Когда настало время делать саундтрек для «Бабушки», я постучался в двери студии звукозаписи «Calvin de Frenes». Боб открыл мне и сказал: «Дэвид, у нас столько работы, что мне пришлось нанять ассистента, так что будешь работать с ним. Его зовут Алан Сплет». У меня сердце упало, и я пошел взглянуть на этого парня – ожидал увидеть кого-то бледного, тощего, как шпала, в старом блестящем черном костюме – но вышел Ал в очках-бутылках кока-колы, улыбнулся и пожал мне руку, и я почувствовал, как затрещали кости в его ладони. Это Ал. Я сказал, что мне нужен набор звуковых эффектов, и он дал мне кое-что послушать и спросил: «Что-то такое?» Я сказал нет. Он поставил еще одну дорожку и спросил: «Может, это?» Я снова сказал нет. Так продолжалось несколько раз, и в итоге он сказал: «Дэвид, я думаю, нам надо самим записать звук для тебя». Мы потратили на это шестьдесят три дня, по девять часов в день. Как свист бабушки, да? В «Calvin de Frenes» было не очень много оборудования, установки для реверберации не было, и Ал использовал трубку от кондиционера метров девять или десять в длину. Я свистел в один конец этой трубки, а у другого Ал поставил звукозаписывающий магнитофон. Из-за пустоты внутри трубки звук свиста немного замедлялся, пока достигал другого конца. Затем Ал проигрывал запись в трубку и записывал снова, и вот так мы получали эффект в два раза более длинного эха. Мы проделывали это снова и снова, пока не добились желаемого результата. Мы сами создавали каждый звук, и я передать не могу, насколько же это было весело. Затем я все свел на студии «Calvin de Frenes», и Боб Коламн очень серьезно сказал: «Дэвид, во‐первых, ты не получишь свой фильм, пока не оплатишь счет. Во-вторых, если ставка будет почасовой, то твой счет взлетит до небес. Если они будут считать по десять минут, то считай, что тебе очень повезло». Он поговорил со своими сотрудниками, и они считали ставку по десять минут.

Чтобы получить грант от Американского института киноискусства, необходимо было предоставить смету по бюджету фильма. Я написал, что картина будет стоить 7 119 долларов, и в итоге она обошлась в 7 200. Не знаю, как я это сделал, но сделал. Изначально грант составлял 5 000 долларов, но мне требовалось еще 2 200, чтобы забрать фильм со студии. Тони Веллани приехал из Вашингтона на поезде, я забрал его на станции, показал ему фильм. Он сказал лишь: «Деньги твои». Когда я вез его обратно на вокзал, он сказал: «Дэвид, я думаю, что тебе следует отправиться в Центр продвинутого изучения кино в Лос-Анджелесе». Это было все равно что сказать: «Ты выиграл пятьсот триллионов долларов!» или еще лучше: «Ты будешь жить вечно!»

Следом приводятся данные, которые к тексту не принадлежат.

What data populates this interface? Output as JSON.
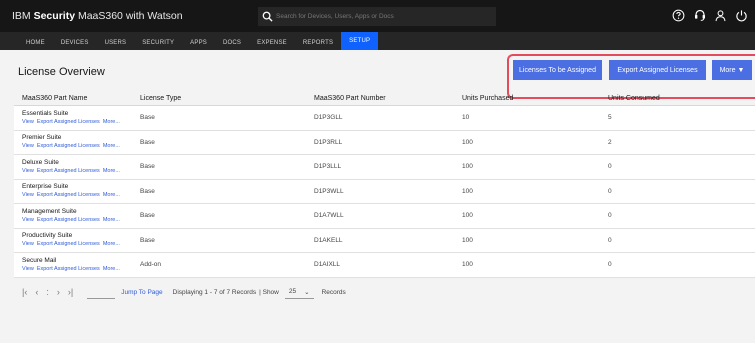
{
  "header": {
    "brand_prefix": "IBM",
    "brand_bold": "Security",
    "brand_suffix": "MaaS360 with Watson",
    "search_placeholder": "Search for Devices, Users, Apps or Docs",
    "icons": [
      "help-icon",
      "support-icon",
      "user-icon",
      "power-icon"
    ]
  },
  "nav": {
    "items": [
      {
        "label": "HOME"
      },
      {
        "label": "DEVICES"
      },
      {
        "label": "USERS"
      },
      {
        "label": "SECURITY"
      },
      {
        "label": "APPS"
      },
      {
        "label": "DOCS"
      },
      {
        "label": "EXPENSE"
      },
      {
        "label": "REPORTS"
      },
      {
        "label": "SETUP"
      }
    ],
    "active": "SETUP"
  },
  "page": {
    "title": "License Overview",
    "buttons": {
      "assign": "Licenses To be Assigned",
      "export": "Export Assigned Licenses",
      "more": "More ▼"
    }
  },
  "table": {
    "headers": [
      "MaaS360 Part Name",
      "License Type",
      "MaaS360 Part Number",
      "Units Purchased",
      "Units Consumed"
    ],
    "link_labels": [
      "View",
      "Export Assigned Licenses",
      "More..."
    ],
    "rows": [
      {
        "name": "Essentials Suite",
        "type": "Base",
        "part": "D1P3GLL",
        "purchased": "10",
        "consumed": "5"
      },
      {
        "name": "Premier Suite",
        "type": "Base",
        "part": "D1P3RLL",
        "purchased": "100",
        "consumed": "2"
      },
      {
        "name": "Deluxe Suite",
        "type": "Base",
        "part": "D1P3LLL",
        "purchased": "100",
        "consumed": "0"
      },
      {
        "name": "Enterprise Suite",
        "type": "Base",
        "part": "D1P3WLL",
        "purchased": "100",
        "consumed": "0"
      },
      {
        "name": "Management Suite",
        "type": "Base",
        "part": "D1A7WLL",
        "purchased": "100",
        "consumed": "0"
      },
      {
        "name": "Productivity Suite",
        "type": "Base",
        "part": "D1AKELL",
        "purchased": "100",
        "consumed": "0"
      },
      {
        "name": "Secure Mail",
        "type": "Add-on",
        "part": "D1AIXLL",
        "purchased": "100",
        "consumed": "0"
      }
    ]
  },
  "pager": {
    "jump_label": "Jump To Page",
    "display_text": "Displaying 1 - 7 of 7 Records",
    "show_label": "| Show",
    "page_size": "25",
    "records_label": "Records"
  }
}
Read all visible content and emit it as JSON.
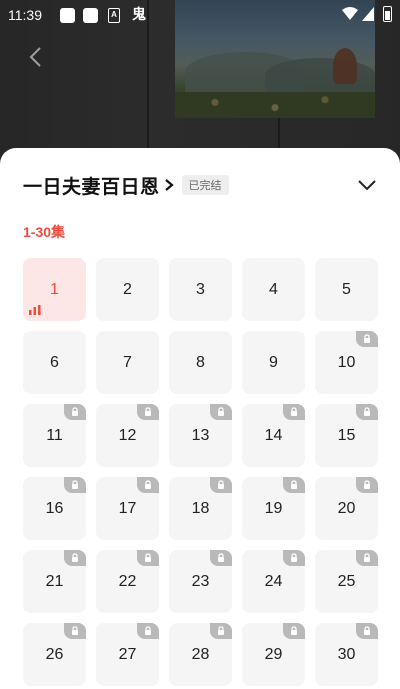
{
  "status_bar": {
    "time": "11:39",
    "icon_a_label": "A",
    "icon_glyph": "鬼"
  },
  "sheet": {
    "title": "一日夫妻百日恩",
    "status_badge": "已完结",
    "range_label": "1-30集",
    "current_episode": 1,
    "episodes": [
      {
        "label": "1",
        "locked": false,
        "active": true
      },
      {
        "label": "2",
        "locked": false,
        "active": false
      },
      {
        "label": "3",
        "locked": false,
        "active": false
      },
      {
        "label": "4",
        "locked": false,
        "active": false
      },
      {
        "label": "5",
        "locked": false,
        "active": false
      },
      {
        "label": "6",
        "locked": false,
        "active": false
      },
      {
        "label": "7",
        "locked": false,
        "active": false
      },
      {
        "label": "8",
        "locked": false,
        "active": false
      },
      {
        "label": "9",
        "locked": false,
        "active": false
      },
      {
        "label": "10",
        "locked": true,
        "active": false
      },
      {
        "label": "11",
        "locked": true,
        "active": false
      },
      {
        "label": "12",
        "locked": true,
        "active": false
      },
      {
        "label": "13",
        "locked": true,
        "active": false
      },
      {
        "label": "14",
        "locked": true,
        "active": false
      },
      {
        "label": "15",
        "locked": true,
        "active": false
      },
      {
        "label": "16",
        "locked": true,
        "active": false
      },
      {
        "label": "17",
        "locked": true,
        "active": false
      },
      {
        "label": "18",
        "locked": true,
        "active": false
      },
      {
        "label": "19",
        "locked": true,
        "active": false
      },
      {
        "label": "20",
        "locked": true,
        "active": false
      },
      {
        "label": "21",
        "locked": true,
        "active": false
      },
      {
        "label": "22",
        "locked": true,
        "active": false
      },
      {
        "label": "23",
        "locked": true,
        "active": false
      },
      {
        "label": "24",
        "locked": true,
        "active": false
      },
      {
        "label": "25",
        "locked": true,
        "active": false
      },
      {
        "label": "26",
        "locked": true,
        "active": false
      },
      {
        "label": "27",
        "locked": true,
        "active": false
      },
      {
        "label": "28",
        "locked": true,
        "active": false
      },
      {
        "label": "29",
        "locked": true,
        "active": false
      },
      {
        "label": "30",
        "locked": true,
        "active": false
      }
    ]
  },
  "icons": {
    "back": "back-chevron-icon",
    "title_chevron": "chevron-right-icon",
    "collapse": "chevron-down-icon",
    "lock": "lock-icon",
    "playing": "playing-bars-icon",
    "wifi": "wifi-icon",
    "signal": "cell-signal-icon",
    "battery": "battery-icon"
  },
  "colors": {
    "accent": "#f04b3e",
    "active_bg": "#fde6e6",
    "tile_bg": "#f5f5f5",
    "lock_bg": "#b9b9b9"
  }
}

Lynch and cinematographer Fred Elmes on one of the Eraserhead sets at the American Film Institute in Los Angeles, c. 1973. Фотограф: Кэтрин Колсон.


Спайк

Линч и звукорежиссер Алан Сплет в столовой, которая была частью временной студии, где снимался фильм «Голова-ластик» в Лос-Анджелесе, 1972.


Линч, Риви и Дженнифер Линч у дома Кэтрин Колсон и Джека Нэнса в Бичвуд-Каньон в Лос-Анджелесе на Рождество, 1972. Фотограф: Кэтрин Колсон.


Когда в 1970 году Линч уехал из Филадельфии, чтобы посещать Американский институт киноискусства в Лос-Анджелесе, это было как выйти из темного чулана на яркий солнечный свет. В то время институт занимал здание Грейстон Мэншен – шикарный пятидесятипятикомнатный особняк в тюдоровском стиле, раскинувшийся на восемнадцать акров. Построил его в 1928 году нефтяной магнат Эдвард Доэни. В 1965 году здание перешло в собственность города Беверли-Хиллз, чтобы избежать порчи. С 1969 по 1981 год оно сдавалось Институту киноискусства за один доллар в год в надежде на то, что институт восстановит его и будет поддерживать в порядке. Американский институт киноискусства был основан Джорджем Стивенсоном-младшим, а его директором с 1968 по 1977 год был Тони Веллани – именно эти двое разглядели талант Линча и взяли его учиться.